Co do zasady, zatem odmawiając pracownik naraża się na daleko idące konsekwencje dyscyplinarne (o czym poniżej). Niemniej jednak kodeks pracy przewiduje dalsze, poza wyżej wymienionymi, przypadki, gdy odmowa taka jest dopuszczalna.
Prawo Pracy dla pracownika – KLIKNIJ TUTAJ.
Prawo Pracy dla przedsiębiorcy – KLIKNIJ TUTAJ.
Koronawirus a odmowa świadczenia pracy ze względu na obawę zarażenia
Sama obawa pracownika związana z panującą epidemią koronawirusa nie może stanowić samoistnej przyczyny odmowy świadczenia pracy czy wykonania poszczególnych poleceń. Tym samym pracownik nie może skutecznie odmówić przyjścia do pracy, wizyty u klienta, zaopatrzenia pracodawcy w sklepie, nadania poczty czy wykonania innych czynności służbowych tylko i wyłącznie ze względu na potencjalnie istniejące ryzyko zarażenia.
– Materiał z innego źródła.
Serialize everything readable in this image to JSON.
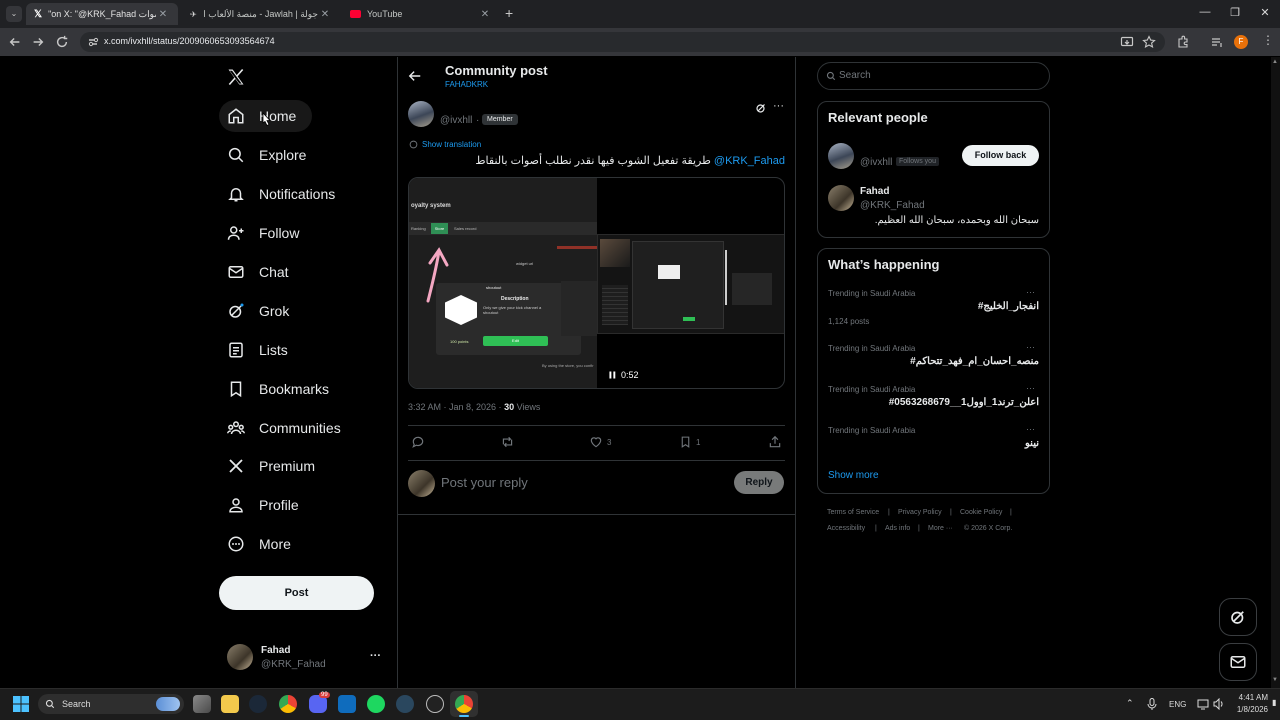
{
  "browser": {
    "tabs": [
      {
        "label": "\"on X: \"@KRK_Fahad بالنقاط أصوات",
        "favicon": "x-icon"
      },
      {
        "label": "جولة | Jawlah - منصة الألعاب الت...",
        "favicon": "jawlah-icon"
      },
      {
        "label": "YouTube",
        "favicon": "youtube-icon"
      }
    ],
    "url": "x.com/ivxhll/status/2009060653093564674",
    "profile_initial": "F"
  },
  "sidebar": {
    "nav": [
      {
        "label": "Home",
        "icon": "home-icon"
      },
      {
        "label": "Explore",
        "icon": "search-icon"
      },
      {
        "label": "Notifications",
        "icon": "bell-icon"
      },
      {
        "label": "Follow",
        "icon": "person-add-icon"
      },
      {
        "label": "Chat",
        "icon": "mail-icon"
      },
      {
        "label": "Grok",
        "icon": "grok-icon"
      },
      {
        "label": "Lists",
        "icon": "list-icon"
      },
      {
        "label": "Bookmarks",
        "icon": "bookmark-icon"
      },
      {
        "label": "Communities",
        "icon": "communities-icon"
      },
      {
        "label": "Premium",
        "icon": "x-icon"
      },
      {
        "label": "Profile",
        "icon": "person-icon"
      },
      {
        "label": "More",
        "icon": "more-circle-icon"
      }
    ],
    "post_label": "Post",
    "account": {
      "name": "Fahad",
      "handle": "@KRK_Fahad",
      "more": "···"
    }
  },
  "header": {
    "title": "Community post",
    "subtitle": "FAHADKRK"
  },
  "post": {
    "author_handle": "@ivxhll",
    "dot": "·",
    "badge": "Member",
    "show_translation": "Show translation",
    "mention": "@KRK_Fahad",
    "text": " طريقة تفعيل الشوب فيها نقدر نطلب أصوات بالنقاط",
    "video": {
      "time": "0:52",
      "left_title": "oyalty system",
      "left_tab1": "Ranking",
      "left_tab2": "Store",
      "left_tab3": "Sales record",
      "left_widget": "widget url",
      "left_shoutout": "shoutout",
      "left_desc_title": "Description",
      "left_desc": "Only we give your kick channel a shoutout",
      "left_points": "100 points",
      "left_edit": "Edit",
      "left_footer": "By using the store, you confir"
    },
    "timestamp": "3:32 AM · Jan 8, 2026 · ",
    "views_count": "30",
    "views_label": " Views",
    "likes": "3",
    "bookmarks": "1",
    "reply_placeholder": "Post your reply",
    "reply_button": "Reply"
  },
  "right": {
    "search_placeholder": "Search",
    "relevant_title": "Relevant people",
    "people": [
      {
        "handle": "@ivxhll",
        "follows_you": "Follows you",
        "action": "Follow back"
      },
      {
        "name": "Fahad",
        "handle": "@KRK_Fahad",
        "bio": "سبحان الله وبحمده، سبحان الله العظيم."
      }
    ],
    "happening_title": "What’s happening",
    "trends": [
      {
        "meta": "Trending in Saudi Arabia",
        "tag": "#انفجار_الخليج",
        "posts": "1,124 posts"
      },
      {
        "meta": "Trending in Saudi Arabia",
        "tag": "#منصه_احسان_ام_فهد_تتحاكم",
        "posts": ""
      },
      {
        "meta": "Trending in Saudi Arabia",
        "tag": "#اعلن_ترند1_اوول1__0563268679",
        "posts": ""
      },
      {
        "meta": "Trending in Saudi Arabia",
        "tag": "نينو",
        "posts": ""
      }
    ],
    "trend_more": "···",
    "show_more": "Show more",
    "footer": [
      "Terms of Service",
      "|",
      "Privacy Policy",
      "|",
      "Cookie Policy",
      "|",
      "Accessibility",
      "|",
      "Ads info",
      "|",
      "More ···",
      "© 2026 X Corp."
    ]
  },
  "taskbar": {
    "search_label": "Search",
    "lang": "ENG",
    "time": "4:41 AM",
    "date": "1/8/2026",
    "discord_badge": "99"
  },
  "colors": {
    "accent": "#1d9bf0",
    "background": "#000000",
    "border": "#2f3336",
    "muted": "#71767b"
  }
}
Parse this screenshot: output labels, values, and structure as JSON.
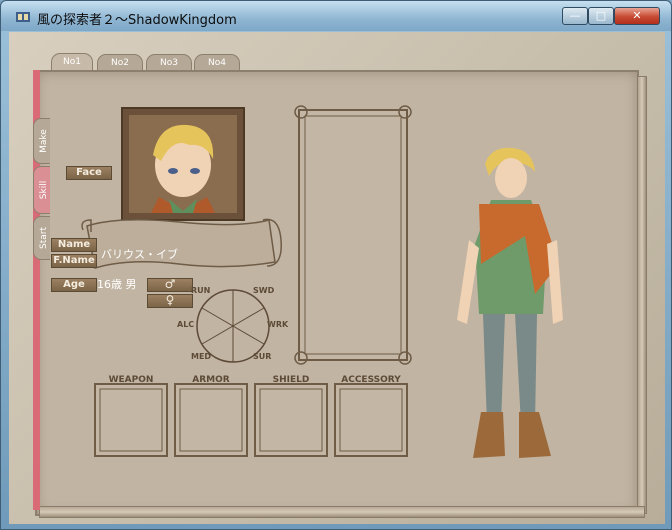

Obawa taka musi być bowiem związana z realnym i dającym się obiektywnie stwierdzić ryzykiem. Oznacza to sytuację, w której każda racjonalnie postępująca osoba, obawiałaby się wykonania danej czynności.
Koronawirus a odmowa świadczenia pracy ze względu na nieodpowiednie warunki BHP
Jak wskazano powyżej, sama obawa przed zarażeniem nie usprawiedliwia pracownika. Jednakże, w przypadku gdy strach wywołany jest przez nieodpowiednie warunki pracy, powstrzymanie się od jej wykonania może być uzasadnione. Konieczne jest jednak, aby takie nieodpowiednie warunki stwarzały równocześnie bezpośrednie zagrożenie dla zdrowia lub życia pracownika lub innych osób. Dopiero, gdy wszystkie powyższe przesłanki spełnione są łącznie, pracownik może wstrzymać się od wykonywania pracy.
Zatem powstrzymanie się od świadczenia pracy czy też wykonania poszczególnych poleceń jest w niektórych przypadkach dopuszczalne. Konieczne jest jednak, aby obawy pracownika wynikały z uzasadnionego i racjonalnego przekonania o nieuchronności i powadze zagrożenia dla zdrowia lub życia.
Jak wiadomo każdy przypadek wymaga osobnego przeanalizowania zarówno pod kątem zlecanych czynności, jak i osoby je wykonującej. Niemniej jednak przykładowo za racjonalną, a co za tym idzie uzasadnioną, obawę uznać można świadczenie pracy w:
- tzw. czerwonych strefach – miejscach częstego występowania koronawirusa (Nowy York, Lombardia, Wuhan),
- miejscu, w którym wbrew nakazom nie przestrzega się wdrożonych procedur związanych z odległościami czy środkami ochrony,
- miejscu gdzie stwierdzono zarażenie koronawirusem innego pracownika, a pozostałych pracowników nie poddano kwarantannie,
- przypadku gdy u innych pracowników pojawiają się objawy chorobowe i są one ignorowane przez pracodawcę,
- przypadku pracownika będącego w grupie ryzyka, jeśli powierza mu się zadania, których osoba o jego kondycji wykonywać nie powinna (np. wyjście do sklepu).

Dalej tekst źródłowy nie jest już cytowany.